How to generate a vector that orthogonal to other vectors?

As AVK also mentioned in the comments, v_new = [0 1 0 0 1] is not orthogonal to all rows of A.

Explanation:-

A=[1 0 0 1 0; 
   0 1 1 0 0; 
   0 0 1 1 0; 
   1 1 1 0 0]

For A(1,:).*v = 0 to A(4,:).*v = 0,

0 x x 0 x        % elements of v so that it's orthagonal to the 1st row of A
x 0 0 x x        % -------------------------------------------- 2nd row of A
x x 0 0 x        % -------------------------------------------- 3rd row of A
0 0 0 x x        % -------------------------------------------- 4th row of A

where 0 represents the terms which have to be 0 and x represents the terms which can be either 0 or 1.

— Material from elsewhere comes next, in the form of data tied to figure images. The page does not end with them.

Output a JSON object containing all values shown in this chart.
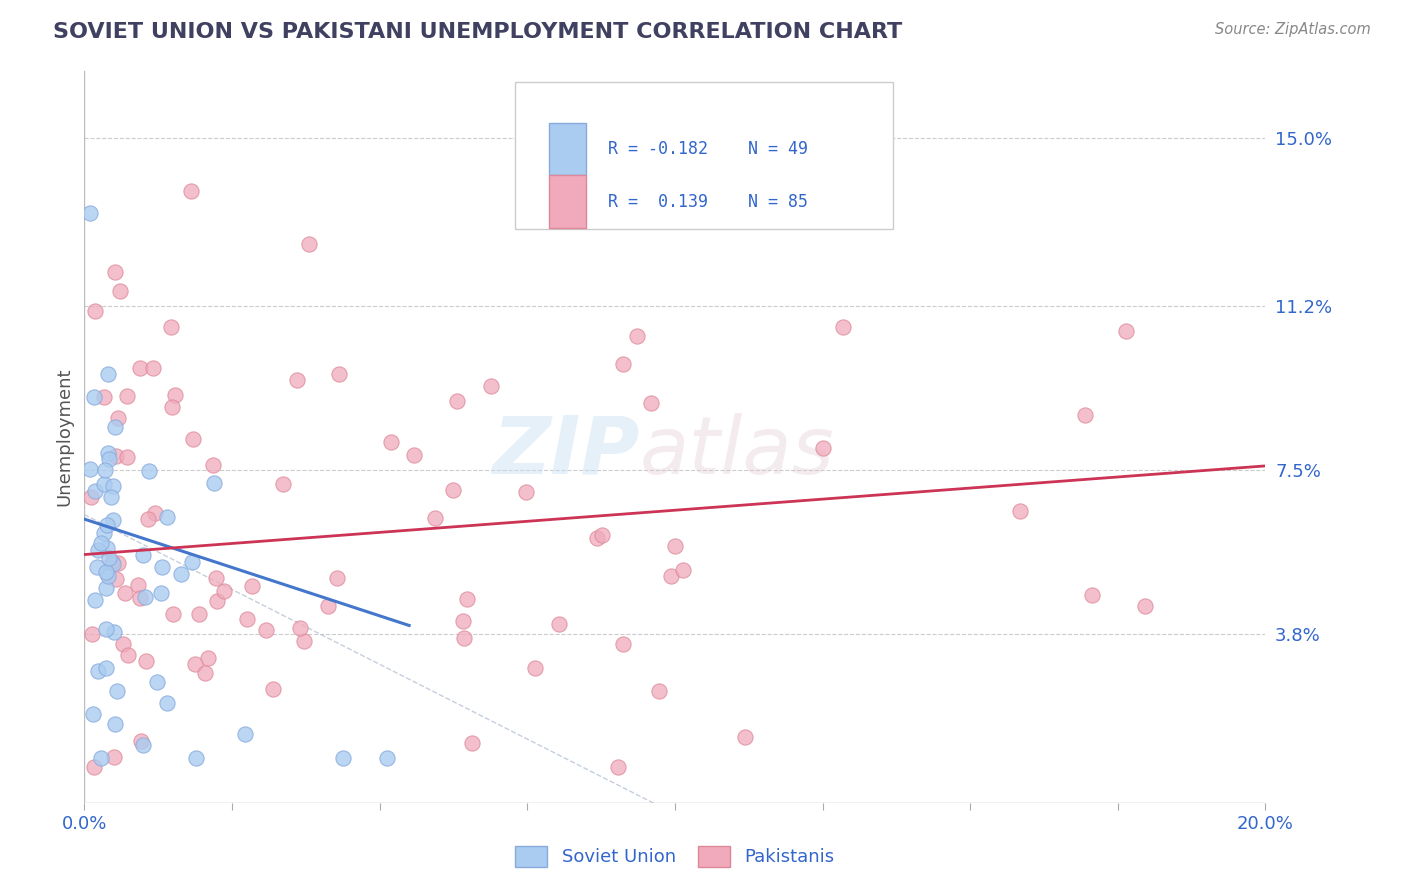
{
  "title": "SOVIET UNION VS PAKISTANI UNEMPLOYMENT CORRELATION CHART",
  "source_text": "Source: ZipAtlas.com",
  "ylabel": "Unemployment",
  "yticks": [
    0.038,
    0.075,
    0.112,
    0.15
  ],
  "ytick_labels": [
    "3.8%",
    "7.5%",
    "11.2%",
    "15.0%"
  ],
  "xticks": [
    0.0,
    0.025,
    0.05,
    0.075,
    0.1,
    0.125,
    0.15,
    0.175,
    0.2
  ],
  "xmin": 0.0,
  "xmax": 0.2,
  "ymin": 0.0,
  "ymax": 0.165,
  "soviet_color": "#aaccf0",
  "soviet_edge_color": "#88aadd",
  "pakistani_color": "#f0aabb",
  "pakistani_edge_color": "#dd8899",
  "soviet_R": -0.182,
  "soviet_N": 49,
  "pakistani_R": 0.139,
  "pakistani_N": 85,
  "trend_soviet_color": "#4477cc",
  "trend_pakistani_color": "#cc3355",
  "trend_diagonal_color": "#aabbcc",
  "watermark_zip": "ZIP",
  "watermark_atlas": "atlas",
  "legend_text_color": "#3366cc",
  "title_color": "#404060",
  "background_color": "#ffffff",
  "grid_color": "#cccccc",
  "legend_R1": "R = -0.182",
  "legend_N1": "N = 49",
  "legend_R2": "R =  0.139",
  "legend_N2": "N = 85",
  "soviet_label": "Soviet Union",
  "pakistani_label": "Pakistanis"
}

If you look as a whole, first 4 columns of v have to be zero so that the output is orthagonal to all rows of A. The 5th column can either be zero or 1.

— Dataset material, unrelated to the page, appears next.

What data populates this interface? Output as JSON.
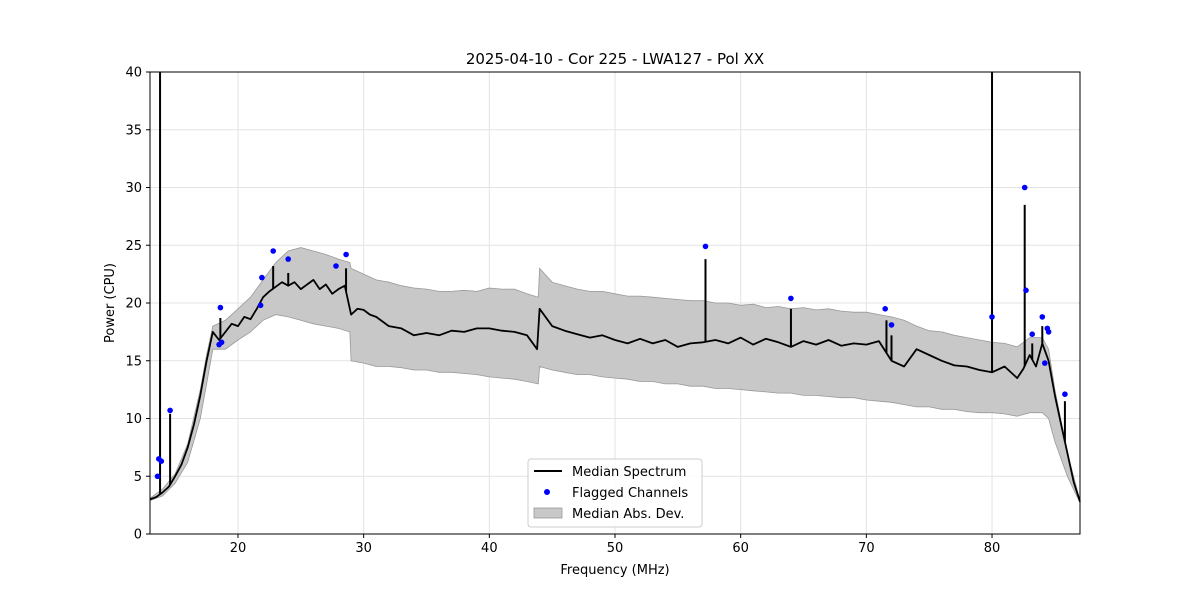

So, v_new can either be: v_new = [0 0 0 0 1] or v_new = [0 0 0 0 0]

From above explanation, you can also see that [0 1 0 0 1] is not orthagonal to 2nd and 4th row of A

Solution:-

To find v_new, you can use null function as: v_new = null(A).'
which gives: v_new = [0 0 0 0 1] for which gfrank([A;v_new]) also gives 5.

Maybe this will help you see the orthogonality between two vectors in N dimension.

N=100;
B1 = ones(1,N);
B2 = -1*ones(1,N/2); 
B2 = [ones(1,N/2) B2];
B2 = transpose(B2);
B3 = dot(B1,B2);

The above code generates two vectors in N dimension. To check for orthogonality just transpose one of the vectors and multiply with the other one. You should get zero if they are Orthogonal.

The example I used makes sure that I get zero indeed.